Tutorial: Implementing a Regression Gatekeeper MCP
Objective: Enforce performance budgets via automated benchmark diff classification.
Steps:
- Inputs: baseline_report, candidate_report, thresholds{metric->pct}, hard_fail_pct, min_sample
- Load JSON benchmark diffs (ns/op, allocs/op, B/op)
- For each case:
- If samples < min_sample: mark neutral
- delta_pct = (candidate - baseline) / baseline * 100
- Status: fail if delta_pct > hard_fail_pct; warn if > threshold; pass otherwise
- Aggregate summary & decision (fail > warn > pass)
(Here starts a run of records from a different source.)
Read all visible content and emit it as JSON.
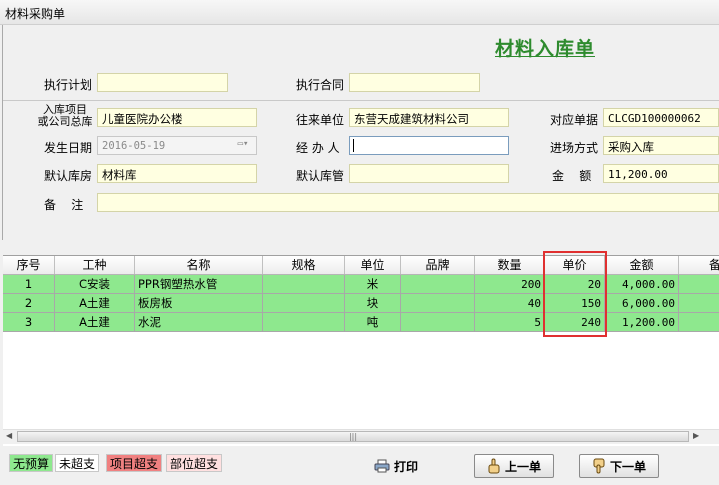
{
  "window": {
    "title": "材料采购单"
  },
  "form": {
    "title": "材料入库单"
  },
  "labels": {
    "plan": "执行计划",
    "contract": "执行合同",
    "project_line1": "入库项目",
    "project_line2": "或公司总库",
    "supplier": "往来单位",
    "ref_doc": "对应单据",
    "date": "发生日期",
    "handler": "经 办 人",
    "method": "进场方式",
    "warehouse": "默认库房",
    "keeper": "默认库管",
    "amount": "金    额",
    "remark": "备    注"
  },
  "values": {
    "plan": "",
    "contract": "",
    "project": "儿童医院办公楼",
    "supplier": "东营天成建筑材料公司",
    "ref_doc": "CLCGD100000062",
    "date": "2016-05-19",
    "handler": "",
    "method": "采购入库",
    "warehouse": "材料库",
    "keeper": "",
    "amount": "11,200.00",
    "remark": ""
  },
  "table": {
    "headers": [
      "序号",
      "工种",
      "名称",
      "规格",
      "单位",
      "品牌",
      "数量",
      "单价",
      "金额",
      "备"
    ],
    "rows": [
      [
        "1",
        "C安装",
        "PPR钢塑热水管",
        "",
        "米",
        "",
        "200",
        "20",
        "4,000.00"
      ],
      [
        "2",
        "A土建",
        "板房板",
        "",
        "块",
        "",
        "40",
        "150",
        "6,000.00"
      ],
      [
        "3",
        "A土建",
        "水泥",
        "",
        "吨",
        "",
        "5",
        "240",
        "1,200.00"
      ]
    ],
    "row_color": "#8ee88e"
  },
  "legend": {
    "no_budget": "无预算",
    "not_over": "未超支",
    "project_over": "项目超支",
    "dept_over": "部位超支",
    "colors": {
      "no_budget": "#8ee88e",
      "not_over": "#ffffff",
      "project_over": "#f08080",
      "dept_over": "#ffe0e0"
    }
  },
  "buttons": {
    "print": "打印",
    "prev": "上一单",
    "next": "下一单"
  },
  "icons": {
    "print": "printer-icon",
    "prev": "hand-up-icon",
    "next": "hand-down-icon",
    "date": "calendar-dropdown-icon"
  },
  "accent": {
    "title_color": "#2e8b2e",
    "highlight": "#e03030"
  }
}
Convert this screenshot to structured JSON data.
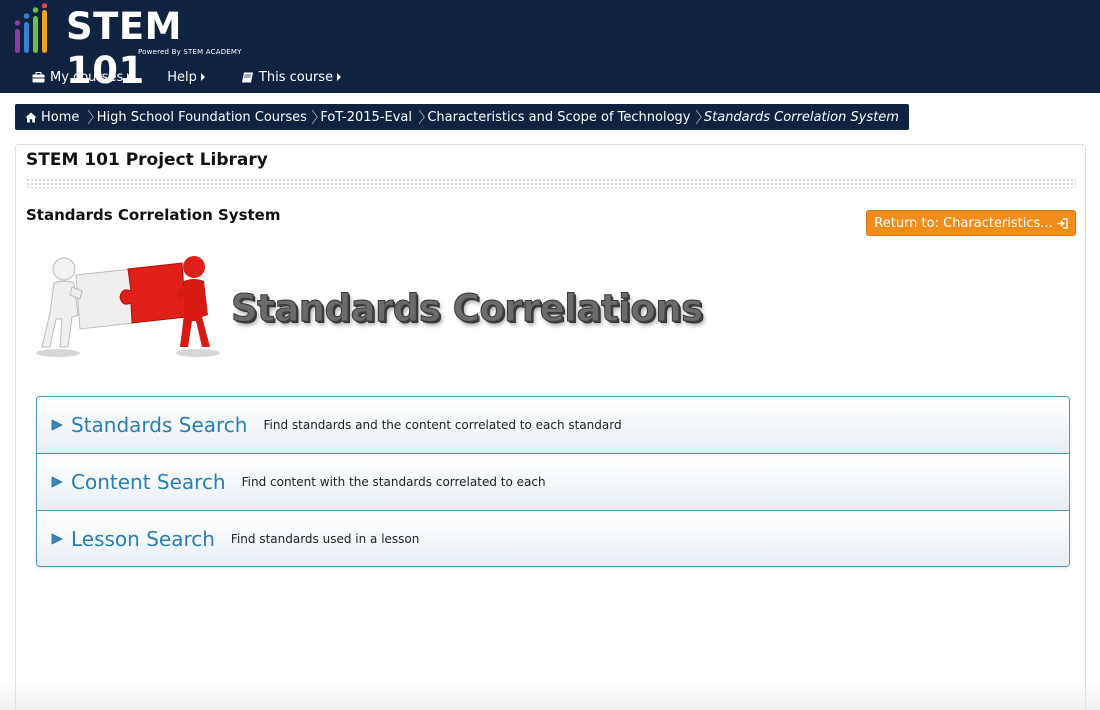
{
  "header": {
    "logo_text": "STEM 101",
    "logo_sub": "Powered By STEM ACADEMY",
    "nav": [
      {
        "label": "My courses",
        "icon": "briefcase-icon"
      },
      {
        "label": "Help",
        "icon": ""
      },
      {
        "label": "This course",
        "icon": "book-icon"
      }
    ]
  },
  "breadcrumb": [
    {
      "label": "Home",
      "icon": "home-icon"
    },
    {
      "label": "High School Foundation Courses"
    },
    {
      "label": "FoT-2015-Eval"
    },
    {
      "label": "Characteristics and Scope of Technology"
    },
    {
      "label": "Standards Correlation System",
      "current": true
    }
  ],
  "main": {
    "title": "STEM 101 Project Library",
    "section_title": "Standards Correlation System",
    "return_button": "Return to: Characteristics...",
    "banner_text": "Standards Correlations",
    "searches": [
      {
        "title": "Standards Search",
        "desc": "Find standards and the content correlated to each standard"
      },
      {
        "title": "Content Search",
        "desc": "Find content with the standards correlated to each"
      },
      {
        "title": "Lesson Search",
        "desc": "Find standards used in a lesson"
      }
    ]
  },
  "colors": {
    "header_bg": "#0f2340",
    "accent_orange": "#f28c1b",
    "link_blue": "#2a7fb0",
    "row_border": "#4a98c5"
  }
}
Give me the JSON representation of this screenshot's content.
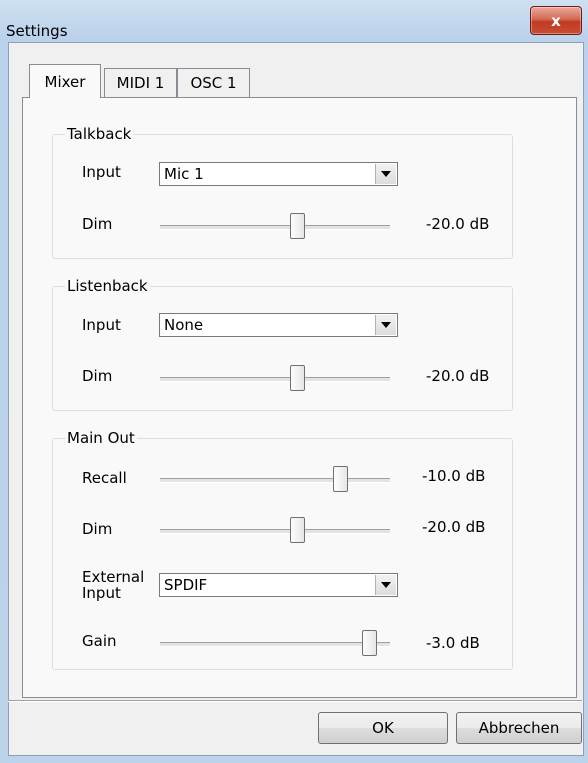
{
  "window": {
    "title": "Settings",
    "close_glyph": "x"
  },
  "tabs": [
    {
      "label": "Mixer",
      "selected": true
    },
    {
      "label": "MIDI 1",
      "selected": false
    },
    {
      "label": "OSC 1",
      "selected": false
    }
  ],
  "talkback": {
    "title": "Talkback",
    "input_label": "Input",
    "input_value": "Mic 1",
    "dim_label": "Dim",
    "dim_value": "-20.0 dB",
    "dim_level": 0.6
  },
  "listenback": {
    "title": "Listenback",
    "input_label": "Input",
    "input_value": "None",
    "dim_label": "Dim",
    "dim_value": "-20.0 dB",
    "dim_level": 0.6
  },
  "main_out": {
    "title": "Main Out",
    "recall_label": "Recall",
    "recall_value": "-10.0 dB",
    "recall_level": 0.8,
    "dim_label": "Dim",
    "dim_value": "-20.0 dB",
    "dim_level": 0.6,
    "external_input_label_1": "External",
    "external_input_label_2": "Input",
    "external_input_value": "SPDIF",
    "gain_label": "Gain",
    "gain_value": "-3.0 dB",
    "gain_level": 0.94
  },
  "buttons": {
    "ok": "OK",
    "cancel": "Abbrechen"
  },
  "icons": {
    "dropdown": "chevron-down-icon",
    "close": "close-icon"
  }
}
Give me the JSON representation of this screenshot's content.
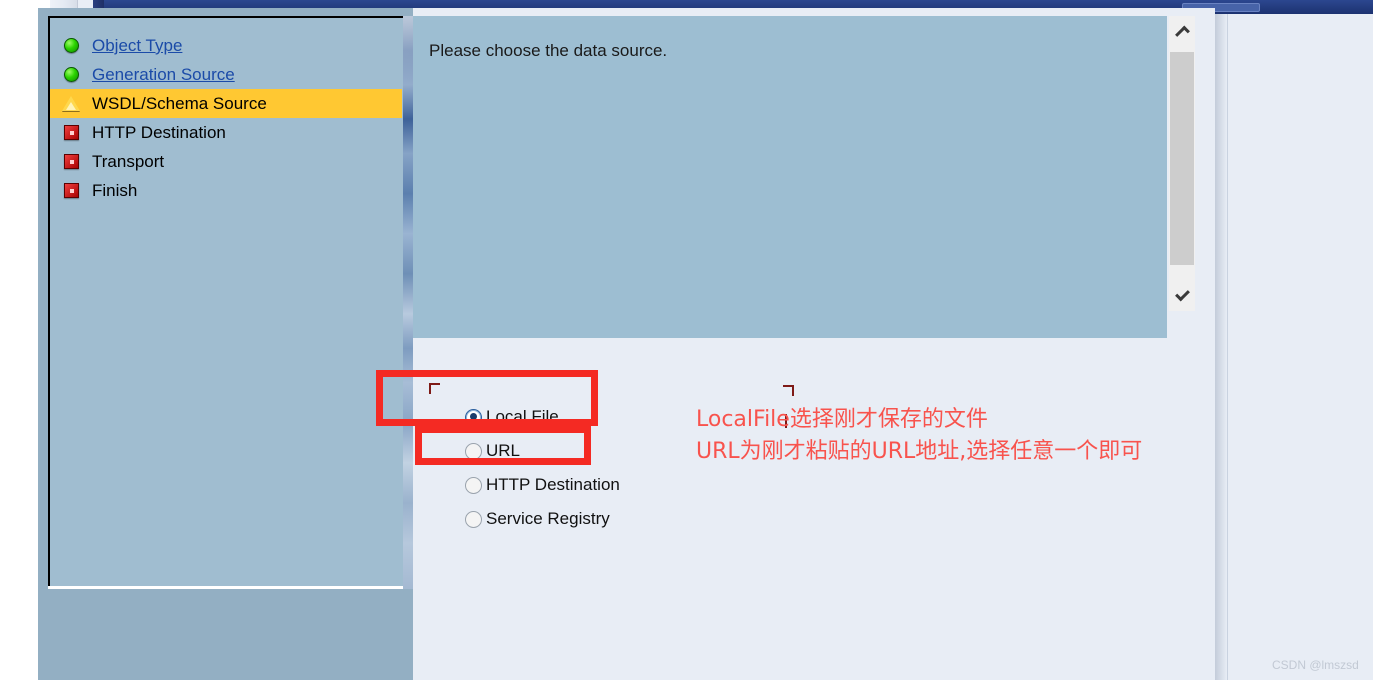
{
  "wizard": {
    "nav_items": [
      {
        "label": "Object Type",
        "icon": "green-status-icon",
        "state": "link",
        "current": false
      },
      {
        "label": "Generation Source",
        "icon": "green-status-icon",
        "state": "link",
        "current": false
      },
      {
        "label": "WSDL/Schema Source",
        "icon": "warning-status-icon",
        "state": "current",
        "current": true
      },
      {
        "label": "HTTP Destination",
        "icon": "red-status-icon",
        "state": "pending",
        "current": false
      },
      {
        "label": "Transport",
        "icon": "red-status-icon",
        "state": "pending",
        "current": false
      },
      {
        "label": "Finish",
        "icon": "red-status-icon",
        "state": "pending",
        "current": false
      }
    ],
    "message": "Please choose the data source.",
    "radio_options": [
      {
        "label": "Local File",
        "checked": true
      },
      {
        "label": "URL",
        "checked": false
      },
      {
        "label": "HTTP Destination",
        "checked": false
      },
      {
        "label": "Service Registry",
        "checked": false
      }
    ]
  },
  "annotation": {
    "line1": "LocalFile选择刚才保存的文件",
    "line2": "URL为刚才粘贴的URL地址,选择任意一个即可",
    "color": "#f8534d",
    "box_color": "#f42a23"
  },
  "scrollbar": {
    "up_arrow": "chevron-up-icon",
    "down_arrow": "chevron-down-icon"
  },
  "watermark": {
    "text": "CSDN @lmszsd"
  },
  "colors": {
    "highlight": "#ffc832",
    "link": "#1b4ba8",
    "message_panel": "#9dbed2",
    "content_panel": "#e8edf5",
    "nav_panel": "#a0bdd0",
    "dialog_bg": "#93afc3"
  }
}
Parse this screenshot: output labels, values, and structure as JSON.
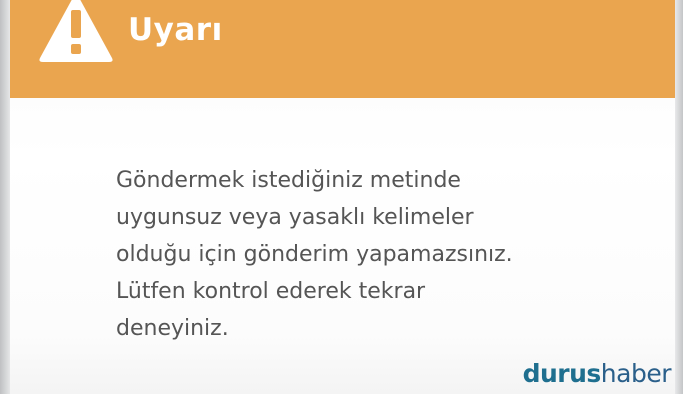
{
  "dialog": {
    "title": "Uyarı",
    "icon": "warning-icon",
    "message_lines": [
      "Göndermek istediğiniz metinde",
      "uygunsuz veya yasaklı kelimeler",
      "olduğu için gönderim yapamazsınız.",
      "Lütfen kontrol ederek tekrar",
      "deneyiniz."
    ]
  },
  "watermark": {
    "part_a": "durus",
    "part_b": "haber"
  },
  "colors": {
    "header": "#eaa54f",
    "header_text": "#ffffff",
    "body_text": "#555555",
    "watermark": "#1f6f8f"
  }
}
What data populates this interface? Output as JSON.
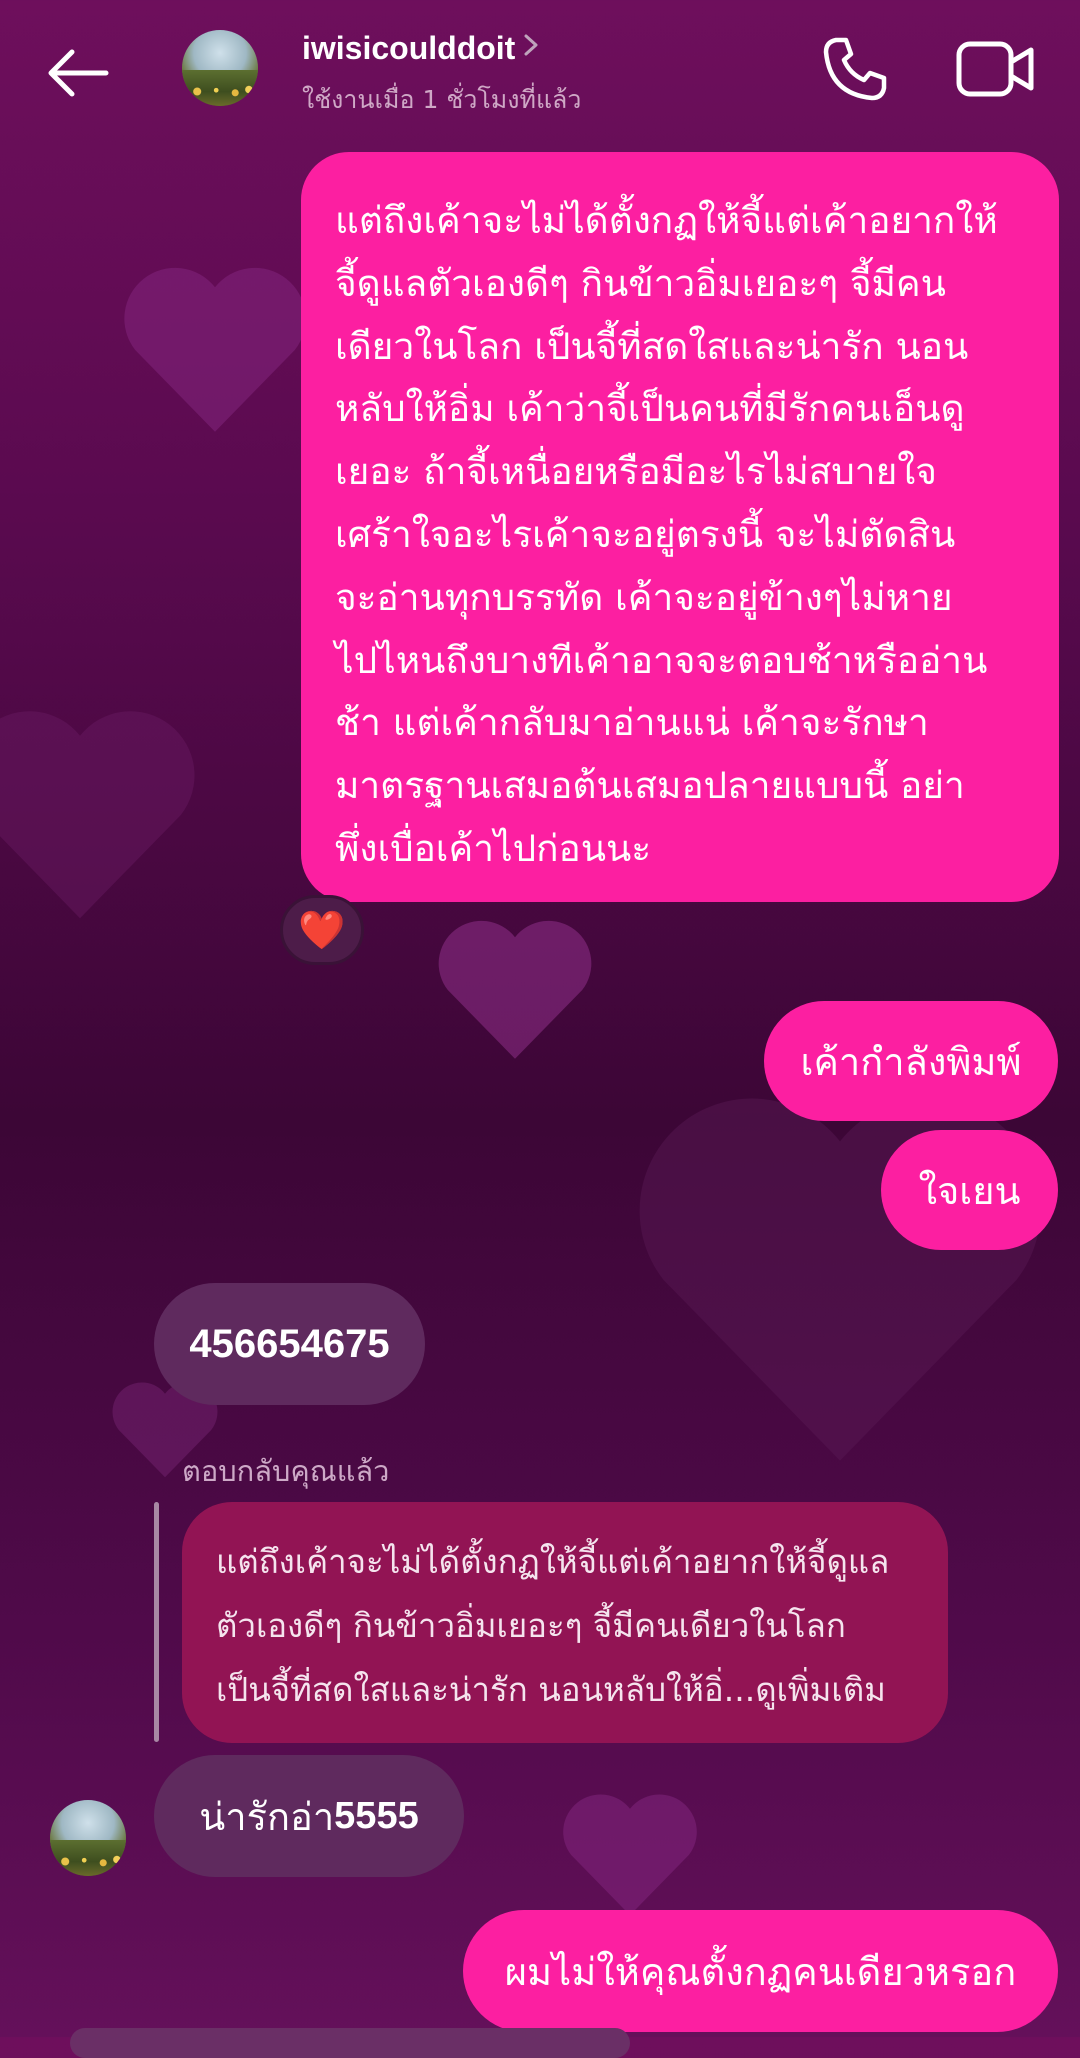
{
  "header": {
    "username": "iwisicoulddoit",
    "status": "ใช้งานเมื่อ 1 ชั่วโมงที่แล้ว",
    "back_icon": "arrow-left-icon",
    "call_icon": "phone-icon",
    "video_icon": "video-camera-icon"
  },
  "messages": {
    "long_sent": "แต่ถึงเค้าจะไม่ได้ตั้งกฏให้จี้แต่เค้าอยากให้\nจี้ดูแลตัวเองดีๆ กินข้าวอิ่มเยอะๆ จี้มีคน\nเดียวในโลก เป็นจี้ที่สดใสและน่ารัก นอน\nหลับให้อิ่ม เค้าว่าจี้เป็นคนที่มีรักคนเอ็นดู\nเยอะ ถ้าจี้เหนื่อยหรือมีอะไรไม่สบายใจ\nเศร้าใจอะไรเค้าจะอยู่ตรงนี้ จะไม่ตัดสิน\nจะอ่านทุกบรรทัด เค้าจะอยู่ข้างๆไม่หาย\nไปไหนถึงบางทีเค้าอาจจะตอบช้าหรืออ่าน\nช้า แต่เค้ากลับมาอ่านแน่ เค้าจะรักษา\nมาตรฐานเสมอต้นเสมอปลายแบบนี้ อย่า\nพึ่งเบื่อเค้าไปก่อนนะ",
    "reaction_emoji": "❤️",
    "typing": "เค้ากำลังพิมพ์",
    "calm": "ใจเยน",
    "number": "456654675",
    "reply_label": "ตอบกลับคุณแล้ว",
    "reply_quote": "แต่ถึงเค้าจะไม่ได้ตั้งกฏให้จี้แต่เค้าอยากให้จี้ดูแล\nตัวเองดีๆ กินข้าวอิ่มเยอะๆ จี้มีคนเดียวในโลก\nเป็นจี้ที่สดใสและน่ารัก นอนหลับให้อิ่...ดูเพิ่มเติม",
    "cute_text": "น่ารักอ่า",
    "cute_num": "5555",
    "last_sent": "ผมไม่ให้คุณตั้งกฏคนเดียวหรอก"
  },
  "colors": {
    "sent_bubble": "#fc1fa1",
    "received_bubble": "#5f2a5e",
    "quote_bubble": "#921454"
  }
}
- Emit JSON for CI + markdown snippet for PR comment
Go Pseudocode:
for _, c := range cases {
if c.Baseline.Samples < minSample { c.Status = Neutral; continue }
pct := (c.Candidate.Value - c.Baseline.Value)/c.Baseline.Value*100
switch {
case pct > hardFail: c.Status = Fail
case pct > warn: c.Status = Warn
default: c.Status = Pass
}
}
Edge Cases:
- Zero baseline value -> skip or treat as neutral
- Negative deltas (improvements) -> record improvement_count
Extensions:
- Add statistical significance (Welch t-test) gate
- Export SARIF for inline IDE surfacing